Public schools in Uvalde did not have art curriculum in public schools. While in junior college, I found I was interested in drawing so I entered Art School at the University of Houston for one year majoring in advertising art. But because Vietnam was active in 1966, and I joined the Navy and became a Hospital Corpsman. Although my art took a back seat to my other work I still did a lot of drawing to keep up my skills.

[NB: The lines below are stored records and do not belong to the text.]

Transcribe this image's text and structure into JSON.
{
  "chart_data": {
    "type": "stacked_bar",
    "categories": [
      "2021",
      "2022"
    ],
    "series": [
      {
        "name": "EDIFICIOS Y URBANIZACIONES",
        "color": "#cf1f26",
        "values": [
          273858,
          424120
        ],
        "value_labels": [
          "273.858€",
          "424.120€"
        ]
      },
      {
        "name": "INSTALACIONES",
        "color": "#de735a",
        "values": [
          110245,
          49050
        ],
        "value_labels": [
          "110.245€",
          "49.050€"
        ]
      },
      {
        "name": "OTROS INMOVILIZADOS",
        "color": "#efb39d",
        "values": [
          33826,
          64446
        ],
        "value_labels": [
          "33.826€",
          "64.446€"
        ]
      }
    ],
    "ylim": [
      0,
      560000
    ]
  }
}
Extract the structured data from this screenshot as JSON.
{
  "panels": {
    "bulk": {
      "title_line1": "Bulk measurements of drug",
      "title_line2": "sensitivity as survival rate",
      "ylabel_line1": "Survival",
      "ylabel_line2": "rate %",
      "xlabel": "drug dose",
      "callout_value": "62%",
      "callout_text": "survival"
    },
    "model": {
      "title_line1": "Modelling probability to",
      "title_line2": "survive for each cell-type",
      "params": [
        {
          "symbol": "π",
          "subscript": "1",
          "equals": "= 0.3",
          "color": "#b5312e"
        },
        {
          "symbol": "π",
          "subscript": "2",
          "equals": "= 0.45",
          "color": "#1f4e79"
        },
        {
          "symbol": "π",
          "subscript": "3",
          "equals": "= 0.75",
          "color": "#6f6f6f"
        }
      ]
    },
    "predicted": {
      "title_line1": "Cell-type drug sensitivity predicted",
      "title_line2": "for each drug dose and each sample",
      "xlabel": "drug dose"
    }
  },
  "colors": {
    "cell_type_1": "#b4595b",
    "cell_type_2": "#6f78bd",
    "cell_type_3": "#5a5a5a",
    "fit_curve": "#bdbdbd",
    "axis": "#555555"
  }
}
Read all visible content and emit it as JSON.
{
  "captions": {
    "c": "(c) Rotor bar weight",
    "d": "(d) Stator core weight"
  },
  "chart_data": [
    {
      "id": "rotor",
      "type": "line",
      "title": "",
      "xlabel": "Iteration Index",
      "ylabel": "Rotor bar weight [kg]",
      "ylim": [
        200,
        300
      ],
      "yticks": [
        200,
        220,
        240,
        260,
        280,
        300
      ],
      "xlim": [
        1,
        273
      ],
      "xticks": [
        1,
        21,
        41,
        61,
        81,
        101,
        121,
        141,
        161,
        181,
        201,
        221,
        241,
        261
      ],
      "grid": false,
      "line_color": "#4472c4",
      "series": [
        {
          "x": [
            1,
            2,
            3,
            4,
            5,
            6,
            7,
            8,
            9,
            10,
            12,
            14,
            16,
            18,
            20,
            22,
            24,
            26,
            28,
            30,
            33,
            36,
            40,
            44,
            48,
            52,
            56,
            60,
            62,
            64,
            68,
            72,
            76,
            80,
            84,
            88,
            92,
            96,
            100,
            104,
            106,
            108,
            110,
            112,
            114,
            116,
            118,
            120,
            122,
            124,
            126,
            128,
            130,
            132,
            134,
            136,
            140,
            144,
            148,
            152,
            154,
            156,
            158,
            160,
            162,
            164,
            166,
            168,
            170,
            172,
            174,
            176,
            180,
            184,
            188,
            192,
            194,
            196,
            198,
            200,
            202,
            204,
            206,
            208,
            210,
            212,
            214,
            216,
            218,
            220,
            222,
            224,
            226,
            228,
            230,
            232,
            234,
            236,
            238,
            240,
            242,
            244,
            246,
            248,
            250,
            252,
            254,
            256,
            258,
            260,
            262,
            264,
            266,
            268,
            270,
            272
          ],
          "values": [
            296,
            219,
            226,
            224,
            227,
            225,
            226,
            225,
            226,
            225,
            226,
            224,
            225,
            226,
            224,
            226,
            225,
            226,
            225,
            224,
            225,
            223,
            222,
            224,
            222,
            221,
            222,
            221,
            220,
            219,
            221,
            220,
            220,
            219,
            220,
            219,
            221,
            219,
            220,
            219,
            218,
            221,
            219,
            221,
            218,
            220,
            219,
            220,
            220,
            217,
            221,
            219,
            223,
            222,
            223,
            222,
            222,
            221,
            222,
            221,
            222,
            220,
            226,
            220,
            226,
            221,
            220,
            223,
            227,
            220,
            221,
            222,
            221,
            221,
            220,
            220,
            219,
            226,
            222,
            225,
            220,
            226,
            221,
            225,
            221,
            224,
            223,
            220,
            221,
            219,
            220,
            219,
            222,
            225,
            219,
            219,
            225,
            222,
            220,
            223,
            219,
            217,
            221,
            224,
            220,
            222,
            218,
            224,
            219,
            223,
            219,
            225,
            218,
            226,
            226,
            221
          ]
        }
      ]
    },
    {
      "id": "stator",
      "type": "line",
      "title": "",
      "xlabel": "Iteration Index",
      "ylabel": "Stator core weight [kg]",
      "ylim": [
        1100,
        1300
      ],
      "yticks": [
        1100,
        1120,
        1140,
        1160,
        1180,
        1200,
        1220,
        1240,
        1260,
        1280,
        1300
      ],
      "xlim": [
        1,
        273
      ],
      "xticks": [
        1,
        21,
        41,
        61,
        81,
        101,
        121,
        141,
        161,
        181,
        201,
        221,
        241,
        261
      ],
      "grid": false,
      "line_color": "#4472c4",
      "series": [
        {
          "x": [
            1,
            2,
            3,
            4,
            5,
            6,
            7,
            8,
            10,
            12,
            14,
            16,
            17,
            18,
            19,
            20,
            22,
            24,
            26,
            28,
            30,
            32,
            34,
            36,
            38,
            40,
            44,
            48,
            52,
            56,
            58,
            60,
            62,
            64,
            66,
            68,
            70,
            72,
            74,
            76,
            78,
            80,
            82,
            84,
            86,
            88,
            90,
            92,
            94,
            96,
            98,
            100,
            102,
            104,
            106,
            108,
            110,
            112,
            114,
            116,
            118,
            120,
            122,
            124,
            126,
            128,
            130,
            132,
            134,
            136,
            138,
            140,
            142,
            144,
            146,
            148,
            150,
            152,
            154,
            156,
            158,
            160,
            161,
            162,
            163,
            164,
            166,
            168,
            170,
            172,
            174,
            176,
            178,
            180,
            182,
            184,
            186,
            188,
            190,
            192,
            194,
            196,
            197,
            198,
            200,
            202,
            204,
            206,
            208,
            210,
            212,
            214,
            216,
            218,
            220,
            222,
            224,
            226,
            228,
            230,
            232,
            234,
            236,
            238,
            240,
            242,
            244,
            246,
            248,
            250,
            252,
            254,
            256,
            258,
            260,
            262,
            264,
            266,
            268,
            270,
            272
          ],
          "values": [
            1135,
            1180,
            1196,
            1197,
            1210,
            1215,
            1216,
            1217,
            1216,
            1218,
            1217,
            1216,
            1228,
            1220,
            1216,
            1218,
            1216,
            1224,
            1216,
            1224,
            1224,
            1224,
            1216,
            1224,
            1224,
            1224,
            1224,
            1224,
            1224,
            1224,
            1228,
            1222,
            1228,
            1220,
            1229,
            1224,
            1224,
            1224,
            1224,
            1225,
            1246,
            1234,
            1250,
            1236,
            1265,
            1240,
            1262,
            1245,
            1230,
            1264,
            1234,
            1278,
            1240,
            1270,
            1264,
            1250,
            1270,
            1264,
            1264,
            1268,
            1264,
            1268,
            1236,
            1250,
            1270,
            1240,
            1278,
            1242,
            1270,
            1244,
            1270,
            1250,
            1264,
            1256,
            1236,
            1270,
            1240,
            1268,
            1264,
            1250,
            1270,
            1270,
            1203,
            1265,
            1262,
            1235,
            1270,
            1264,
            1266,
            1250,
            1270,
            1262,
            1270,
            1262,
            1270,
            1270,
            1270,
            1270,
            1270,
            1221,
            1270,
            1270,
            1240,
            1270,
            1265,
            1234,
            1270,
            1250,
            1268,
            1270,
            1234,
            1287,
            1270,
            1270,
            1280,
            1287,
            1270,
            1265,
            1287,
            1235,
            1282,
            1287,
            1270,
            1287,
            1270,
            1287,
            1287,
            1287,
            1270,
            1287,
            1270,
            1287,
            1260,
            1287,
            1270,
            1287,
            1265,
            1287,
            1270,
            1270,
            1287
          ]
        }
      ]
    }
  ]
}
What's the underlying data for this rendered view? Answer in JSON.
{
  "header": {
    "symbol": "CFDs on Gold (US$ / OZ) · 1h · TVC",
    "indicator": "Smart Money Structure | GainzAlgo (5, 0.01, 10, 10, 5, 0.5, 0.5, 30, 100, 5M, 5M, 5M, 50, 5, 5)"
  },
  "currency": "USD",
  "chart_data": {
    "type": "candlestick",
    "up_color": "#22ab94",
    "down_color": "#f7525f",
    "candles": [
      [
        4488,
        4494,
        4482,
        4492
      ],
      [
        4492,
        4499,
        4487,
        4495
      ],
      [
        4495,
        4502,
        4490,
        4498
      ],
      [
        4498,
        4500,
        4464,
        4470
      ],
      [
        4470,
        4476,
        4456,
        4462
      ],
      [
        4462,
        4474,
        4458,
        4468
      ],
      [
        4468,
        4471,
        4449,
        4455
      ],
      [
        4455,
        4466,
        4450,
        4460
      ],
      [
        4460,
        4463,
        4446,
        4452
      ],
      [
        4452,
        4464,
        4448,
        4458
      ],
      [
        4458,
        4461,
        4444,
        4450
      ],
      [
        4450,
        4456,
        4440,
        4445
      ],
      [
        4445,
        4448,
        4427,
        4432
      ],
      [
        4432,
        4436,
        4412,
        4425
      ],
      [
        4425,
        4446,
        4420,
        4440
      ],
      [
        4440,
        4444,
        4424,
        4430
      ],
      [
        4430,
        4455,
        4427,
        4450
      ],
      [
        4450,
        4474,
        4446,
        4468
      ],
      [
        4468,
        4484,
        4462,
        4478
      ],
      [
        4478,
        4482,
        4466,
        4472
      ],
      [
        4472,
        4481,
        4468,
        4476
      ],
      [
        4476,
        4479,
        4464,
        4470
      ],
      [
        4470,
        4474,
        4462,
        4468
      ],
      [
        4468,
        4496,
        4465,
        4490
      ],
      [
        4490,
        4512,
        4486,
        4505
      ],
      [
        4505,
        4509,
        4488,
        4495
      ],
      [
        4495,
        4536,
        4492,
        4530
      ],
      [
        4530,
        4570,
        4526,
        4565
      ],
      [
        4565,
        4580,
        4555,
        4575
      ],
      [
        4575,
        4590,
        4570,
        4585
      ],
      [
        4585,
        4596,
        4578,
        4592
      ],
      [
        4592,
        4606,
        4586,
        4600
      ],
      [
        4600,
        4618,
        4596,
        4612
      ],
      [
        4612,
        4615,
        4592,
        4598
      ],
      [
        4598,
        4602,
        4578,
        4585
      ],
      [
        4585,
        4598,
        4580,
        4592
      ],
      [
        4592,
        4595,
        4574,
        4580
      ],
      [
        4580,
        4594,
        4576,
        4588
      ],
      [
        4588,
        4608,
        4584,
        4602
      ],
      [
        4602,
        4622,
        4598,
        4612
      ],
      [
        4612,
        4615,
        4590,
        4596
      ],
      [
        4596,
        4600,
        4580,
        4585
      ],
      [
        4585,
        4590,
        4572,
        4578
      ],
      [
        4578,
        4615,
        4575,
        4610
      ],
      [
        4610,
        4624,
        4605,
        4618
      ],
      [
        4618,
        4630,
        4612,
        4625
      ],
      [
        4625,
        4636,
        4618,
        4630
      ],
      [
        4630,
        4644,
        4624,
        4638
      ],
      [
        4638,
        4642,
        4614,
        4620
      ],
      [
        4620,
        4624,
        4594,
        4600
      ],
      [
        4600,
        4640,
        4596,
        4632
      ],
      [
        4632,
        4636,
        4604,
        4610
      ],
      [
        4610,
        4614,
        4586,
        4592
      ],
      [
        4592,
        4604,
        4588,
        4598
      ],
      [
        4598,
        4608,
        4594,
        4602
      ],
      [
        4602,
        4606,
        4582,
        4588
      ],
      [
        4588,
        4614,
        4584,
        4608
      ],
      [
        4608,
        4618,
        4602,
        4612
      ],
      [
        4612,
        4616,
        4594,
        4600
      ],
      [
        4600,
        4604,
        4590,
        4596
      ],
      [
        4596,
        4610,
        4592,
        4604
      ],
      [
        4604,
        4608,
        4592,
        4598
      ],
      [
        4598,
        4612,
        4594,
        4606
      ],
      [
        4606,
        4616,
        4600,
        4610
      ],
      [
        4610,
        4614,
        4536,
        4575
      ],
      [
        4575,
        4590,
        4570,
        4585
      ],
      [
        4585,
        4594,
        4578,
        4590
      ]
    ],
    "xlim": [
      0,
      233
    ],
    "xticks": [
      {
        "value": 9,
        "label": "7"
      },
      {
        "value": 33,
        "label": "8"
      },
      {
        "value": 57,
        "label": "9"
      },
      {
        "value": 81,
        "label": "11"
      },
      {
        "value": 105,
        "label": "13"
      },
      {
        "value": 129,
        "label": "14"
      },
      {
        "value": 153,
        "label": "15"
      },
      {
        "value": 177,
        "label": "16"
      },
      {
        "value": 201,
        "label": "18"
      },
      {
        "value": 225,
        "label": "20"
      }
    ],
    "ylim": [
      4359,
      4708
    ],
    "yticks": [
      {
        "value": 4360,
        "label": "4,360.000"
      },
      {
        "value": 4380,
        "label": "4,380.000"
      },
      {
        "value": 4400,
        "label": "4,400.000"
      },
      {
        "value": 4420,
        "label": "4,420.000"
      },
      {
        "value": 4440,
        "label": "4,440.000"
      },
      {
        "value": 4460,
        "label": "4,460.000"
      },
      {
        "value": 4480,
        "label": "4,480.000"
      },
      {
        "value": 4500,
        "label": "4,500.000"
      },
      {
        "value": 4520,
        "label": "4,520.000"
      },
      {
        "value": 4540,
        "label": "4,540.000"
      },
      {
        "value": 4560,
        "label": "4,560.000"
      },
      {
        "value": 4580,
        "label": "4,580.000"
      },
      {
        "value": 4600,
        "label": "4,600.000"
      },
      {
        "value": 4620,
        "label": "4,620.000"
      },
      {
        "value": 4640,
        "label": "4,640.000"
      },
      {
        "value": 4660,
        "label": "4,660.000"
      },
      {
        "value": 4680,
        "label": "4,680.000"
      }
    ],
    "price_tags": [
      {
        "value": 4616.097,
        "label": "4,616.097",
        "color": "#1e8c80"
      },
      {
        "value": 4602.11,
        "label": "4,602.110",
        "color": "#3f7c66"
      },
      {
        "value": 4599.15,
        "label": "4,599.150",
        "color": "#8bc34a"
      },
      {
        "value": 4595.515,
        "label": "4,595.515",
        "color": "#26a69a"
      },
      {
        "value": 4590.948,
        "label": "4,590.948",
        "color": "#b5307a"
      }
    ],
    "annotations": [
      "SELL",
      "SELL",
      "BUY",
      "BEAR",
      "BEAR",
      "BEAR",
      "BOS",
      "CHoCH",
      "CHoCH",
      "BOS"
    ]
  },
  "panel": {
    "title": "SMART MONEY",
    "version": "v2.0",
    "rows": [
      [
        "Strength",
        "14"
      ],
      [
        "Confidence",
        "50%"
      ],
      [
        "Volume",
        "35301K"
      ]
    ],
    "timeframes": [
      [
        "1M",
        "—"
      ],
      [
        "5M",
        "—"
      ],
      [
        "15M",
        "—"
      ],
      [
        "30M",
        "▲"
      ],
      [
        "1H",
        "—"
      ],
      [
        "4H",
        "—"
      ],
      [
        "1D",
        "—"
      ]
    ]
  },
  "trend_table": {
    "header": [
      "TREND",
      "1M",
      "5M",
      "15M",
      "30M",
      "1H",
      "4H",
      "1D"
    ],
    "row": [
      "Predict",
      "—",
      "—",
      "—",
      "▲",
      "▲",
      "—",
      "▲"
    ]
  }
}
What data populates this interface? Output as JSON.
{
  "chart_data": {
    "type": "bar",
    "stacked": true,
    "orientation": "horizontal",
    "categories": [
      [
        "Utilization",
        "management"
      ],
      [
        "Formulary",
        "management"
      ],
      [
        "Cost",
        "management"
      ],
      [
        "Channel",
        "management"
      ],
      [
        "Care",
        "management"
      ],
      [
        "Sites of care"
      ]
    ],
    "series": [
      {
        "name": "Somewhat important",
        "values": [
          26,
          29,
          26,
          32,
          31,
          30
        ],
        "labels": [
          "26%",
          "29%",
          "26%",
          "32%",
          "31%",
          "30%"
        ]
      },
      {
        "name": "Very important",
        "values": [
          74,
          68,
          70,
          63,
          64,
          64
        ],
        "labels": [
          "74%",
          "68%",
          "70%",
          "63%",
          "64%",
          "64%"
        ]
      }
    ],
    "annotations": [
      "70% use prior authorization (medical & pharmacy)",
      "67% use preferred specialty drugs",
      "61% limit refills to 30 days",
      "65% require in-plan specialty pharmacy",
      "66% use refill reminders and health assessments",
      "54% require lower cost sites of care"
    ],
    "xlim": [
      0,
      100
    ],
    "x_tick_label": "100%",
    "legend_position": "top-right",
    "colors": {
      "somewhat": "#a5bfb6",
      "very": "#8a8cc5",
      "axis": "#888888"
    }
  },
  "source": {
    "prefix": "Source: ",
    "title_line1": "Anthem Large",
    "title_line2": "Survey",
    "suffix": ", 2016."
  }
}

During the 1980’s I continued to produce pen & ink drawings of whatever got my attention, including wildlife. Then I discovered watercolor and how well it could render the subjects I found that interested me. The subjects now include anything that interests me but primarily small towns and rural central and south Texas countryside. But my “day” job became dominant and painting took a back seat to my job as an environmental specialist working for the State of Texas and private consulting firms. In 2010, I again took up my pencils, pens and brushes and got back to my passion of painting. Watercolors combined with pen & ink and other media because they allows for rich textures and colors I find. But watercolor is my favored medium to use in various ways to paint whatever subjects I like. Primarily, I still like to paint subjects of rural Texas and small towns as my own way of documenting places that are slowly disappearing.